Most recently I was in charge of setting up and running the geoscience field trips and unmanned aerial vehicles (UAVs) for the Asian School of the Environment and Earth Observatory of Singapore at Nanyang Technological University, which took me to Taiwan, Borneo, Java, and Bali for work, among other locations. From my time in Hawai’i and Indonesia I’ve seen a lot of people living in close proximity to volcanic hazards, and I decided I wanted to focus more on helping those at risk, so I came to New Zealand to work on Mt. Ruapehu with Professor Jonathan Procter.

brian perttu2

My Project

I’ll be examining the Ruapehu lahar record over the last 2,000 years to build a framework of determining how to classify each lahar event into a specific triggering mechanism. This will lead into incorporating that into a multi-hazard framework where we can then also start to better define some of the hazard probabilities for these multihazard events, and may also relate to or help inform the GNS Bayesian event network for Ruapehu.
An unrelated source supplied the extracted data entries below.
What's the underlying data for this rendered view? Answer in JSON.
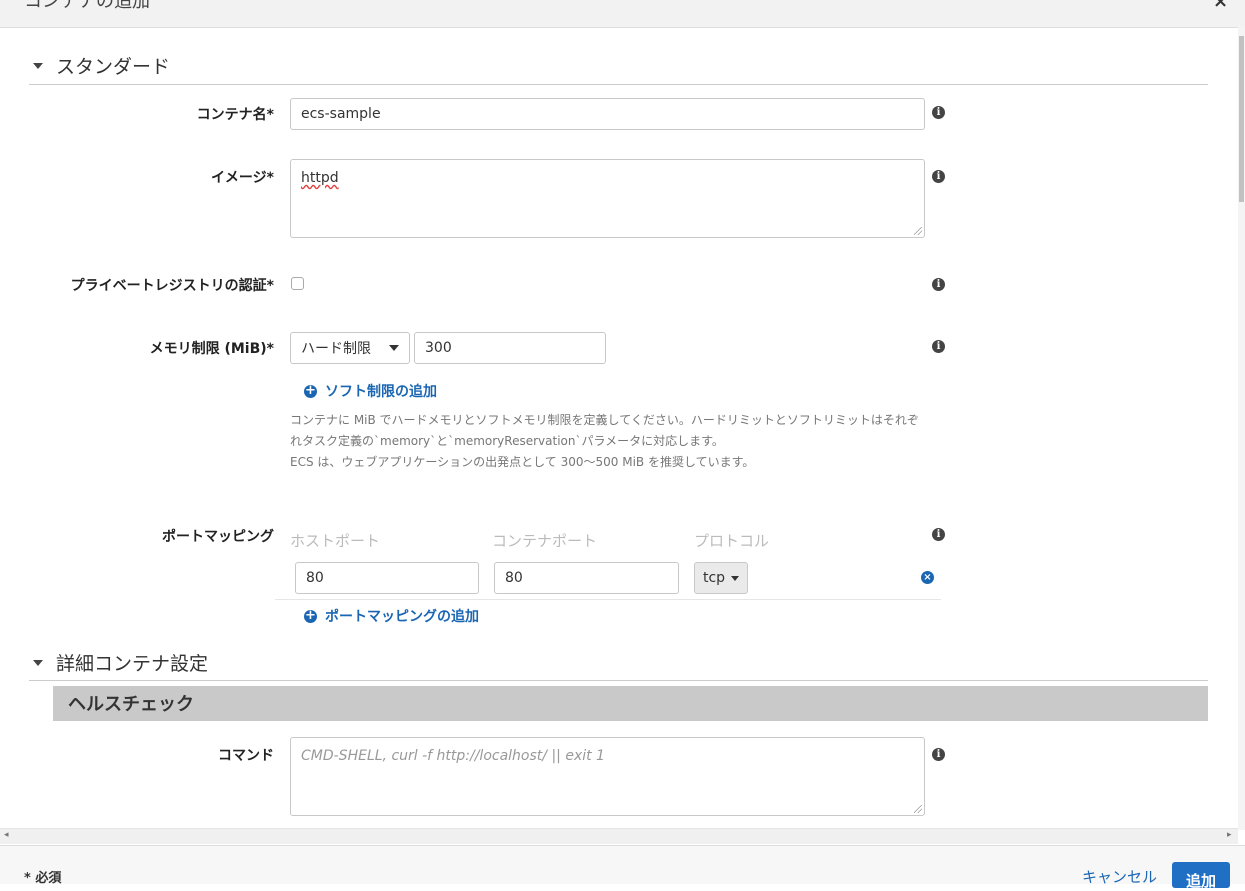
{
  "modal": {
    "title": "コンテナの追加",
    "close_label": "×"
  },
  "standard_section": {
    "title": "スタンダード",
    "container_name": {
      "label": "コンテナ名",
      "required_mark": "*",
      "value": "ecs-sample"
    },
    "image": {
      "label": "イメージ",
      "required_mark": "*",
      "value": "httpd"
    },
    "private_registry": {
      "label": "プライベートレジストリの認証",
      "required_mark": "*",
      "checked": false
    },
    "memory": {
      "label": "メモリ制限 (MiB)",
      "required_mark": "*",
      "limit_type": "ハード制限",
      "value": "300",
      "add_soft_limit": "ソフト制限の追加",
      "help_line1": "コンテナに MiB でハードメモリとソフトメモリ制限を定義してください。ハードリミットとソフトリミットはそれぞ",
      "help_line2": "れタスク定義の`memory`と`memoryReservation`パラメータに対応します。",
      "help_line3": "ECS は、ウェブアプリケーションの出発点として 300〜500 MiB を推奨しています。"
    },
    "port_mapping": {
      "label": "ポートマッピング",
      "col_host": "ホストポート",
      "col_container": "コンテナポート",
      "col_protocol": "プロトコル",
      "host_port": "80",
      "container_port": "80",
      "protocol": "tcp",
      "add_label": "ポートマッピングの追加"
    }
  },
  "advanced_section": {
    "title": "詳細コンテナ設定",
    "healthcheck": {
      "title": "ヘルスチェック",
      "command_label": "コマンド",
      "command_placeholder": "CMD-SHELL, curl -f http://localhost/ || exit 1"
    }
  },
  "footer": {
    "required_note": "* 必須",
    "cancel": "キャンセル",
    "add": "追加"
  },
  "icons": {
    "info": "i",
    "plus": "+",
    "remove": "×"
  },
  "colors": {
    "link": "#1b66b3",
    "primary_button": "#1f6fc5",
    "healthcheck_bar": "#c9c9c9"
  }
}
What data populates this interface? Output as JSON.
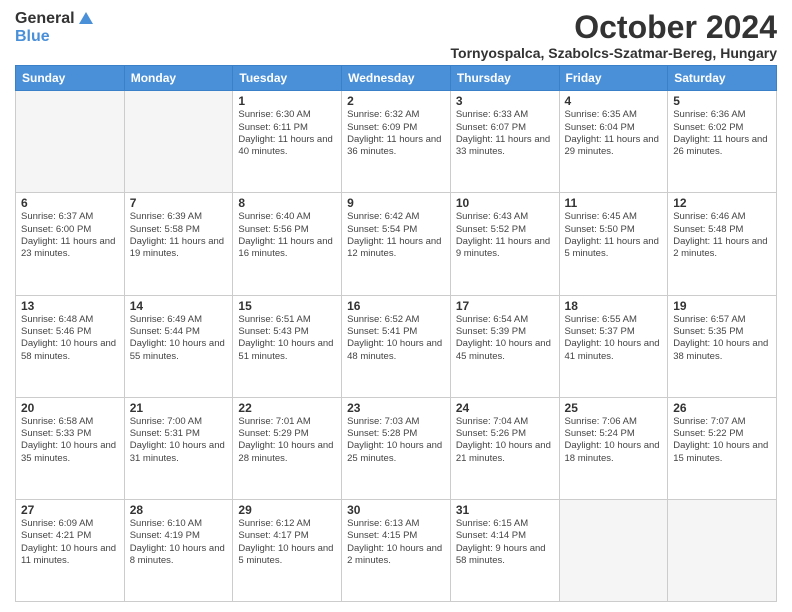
{
  "logo": {
    "general": "General",
    "blue": "Blue"
  },
  "title": {
    "month": "October 2024",
    "location": "Tornyospalca, Szabolcs-Szatmar-Bereg, Hungary"
  },
  "weekdays": [
    "Sunday",
    "Monday",
    "Tuesday",
    "Wednesday",
    "Thursday",
    "Friday",
    "Saturday"
  ],
  "weeks": [
    [
      {
        "day": "",
        "content": ""
      },
      {
        "day": "",
        "content": ""
      },
      {
        "day": "1",
        "content": "Sunrise: 6:30 AM\nSunset: 6:11 PM\nDaylight: 11 hours and 40 minutes."
      },
      {
        "day": "2",
        "content": "Sunrise: 6:32 AM\nSunset: 6:09 PM\nDaylight: 11 hours and 36 minutes."
      },
      {
        "day": "3",
        "content": "Sunrise: 6:33 AM\nSunset: 6:07 PM\nDaylight: 11 hours and 33 minutes."
      },
      {
        "day": "4",
        "content": "Sunrise: 6:35 AM\nSunset: 6:04 PM\nDaylight: 11 hours and 29 minutes."
      },
      {
        "day": "5",
        "content": "Sunrise: 6:36 AM\nSunset: 6:02 PM\nDaylight: 11 hours and 26 minutes."
      }
    ],
    [
      {
        "day": "6",
        "content": "Sunrise: 6:37 AM\nSunset: 6:00 PM\nDaylight: 11 hours and 23 minutes."
      },
      {
        "day": "7",
        "content": "Sunrise: 6:39 AM\nSunset: 5:58 PM\nDaylight: 11 hours and 19 minutes."
      },
      {
        "day": "8",
        "content": "Sunrise: 6:40 AM\nSunset: 5:56 PM\nDaylight: 11 hours and 16 minutes."
      },
      {
        "day": "9",
        "content": "Sunrise: 6:42 AM\nSunset: 5:54 PM\nDaylight: 11 hours and 12 minutes."
      },
      {
        "day": "10",
        "content": "Sunrise: 6:43 AM\nSunset: 5:52 PM\nDaylight: 11 hours and 9 minutes."
      },
      {
        "day": "11",
        "content": "Sunrise: 6:45 AM\nSunset: 5:50 PM\nDaylight: 11 hours and 5 minutes."
      },
      {
        "day": "12",
        "content": "Sunrise: 6:46 AM\nSunset: 5:48 PM\nDaylight: 11 hours and 2 minutes."
      }
    ],
    [
      {
        "day": "13",
        "content": "Sunrise: 6:48 AM\nSunset: 5:46 PM\nDaylight: 10 hours and 58 minutes."
      },
      {
        "day": "14",
        "content": "Sunrise: 6:49 AM\nSunset: 5:44 PM\nDaylight: 10 hours and 55 minutes."
      },
      {
        "day": "15",
        "content": "Sunrise: 6:51 AM\nSunset: 5:43 PM\nDaylight: 10 hours and 51 minutes."
      },
      {
        "day": "16",
        "content": "Sunrise: 6:52 AM\nSunset: 5:41 PM\nDaylight: 10 hours and 48 minutes."
      },
      {
        "day": "17",
        "content": "Sunrise: 6:54 AM\nSunset: 5:39 PM\nDaylight: 10 hours and 45 minutes."
      },
      {
        "day": "18",
        "content": "Sunrise: 6:55 AM\nSunset: 5:37 PM\nDaylight: 10 hours and 41 minutes."
      },
      {
        "day": "19",
        "content": "Sunrise: 6:57 AM\nSunset: 5:35 PM\nDaylight: 10 hours and 38 minutes."
      }
    ],
    [
      {
        "day": "20",
        "content": "Sunrise: 6:58 AM\nSunset: 5:33 PM\nDaylight: 10 hours and 35 minutes."
      },
      {
        "day": "21",
        "content": "Sunrise: 7:00 AM\nSunset: 5:31 PM\nDaylight: 10 hours and 31 minutes."
      },
      {
        "day": "22",
        "content": "Sunrise: 7:01 AM\nSunset: 5:29 PM\nDaylight: 10 hours and 28 minutes."
      },
      {
        "day": "23",
        "content": "Sunrise: 7:03 AM\nSunset: 5:28 PM\nDaylight: 10 hours and 25 minutes."
      },
      {
        "day": "24",
        "content": "Sunrise: 7:04 AM\nSunset: 5:26 PM\nDaylight: 10 hours and 21 minutes."
      },
      {
        "day": "25",
        "content": "Sunrise: 7:06 AM\nSunset: 5:24 PM\nDaylight: 10 hours and 18 minutes."
      },
      {
        "day": "26",
        "content": "Sunrise: 7:07 AM\nSunset: 5:22 PM\nDaylight: 10 hours and 15 minutes."
      }
    ],
    [
      {
        "day": "27",
        "content": "Sunrise: 6:09 AM\nSunset: 4:21 PM\nDaylight: 10 hours and 11 minutes."
      },
      {
        "day": "28",
        "content": "Sunrise: 6:10 AM\nSunset: 4:19 PM\nDaylight: 10 hours and 8 minutes."
      },
      {
        "day": "29",
        "content": "Sunrise: 6:12 AM\nSunset: 4:17 PM\nDaylight: 10 hours and 5 minutes."
      },
      {
        "day": "30",
        "content": "Sunrise: 6:13 AM\nSunset: 4:15 PM\nDaylight: 10 hours and 2 minutes."
      },
      {
        "day": "31",
        "content": "Sunrise: 6:15 AM\nSunset: 4:14 PM\nDaylight: 9 hours and 58 minutes."
      },
      {
        "day": "",
        "content": ""
      },
      {
        "day": "",
        "content": ""
      }
    ]
  ]
}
Aligned with this work is a geological investigation on the provenance of different hazard events through sedimentology and geochemistry, as well as their spatial extents derived from an exhaustive collection of historical aerial photography.

And finally I will be working in partnership with Ngāti Rangi to delve deeper into understanding matauranga around hazards from Ruapehu and use that knowledge to inform an analysis of events over time.

Next Steps

Being able to determine trigger mechanisms from lahar deposits allows us to increase event resolution and develop more robust hazard models and new statistical models. Then correlating preserved deposits with written and oral historical records harnesses the power of storytelling and collective memory to optimize communication.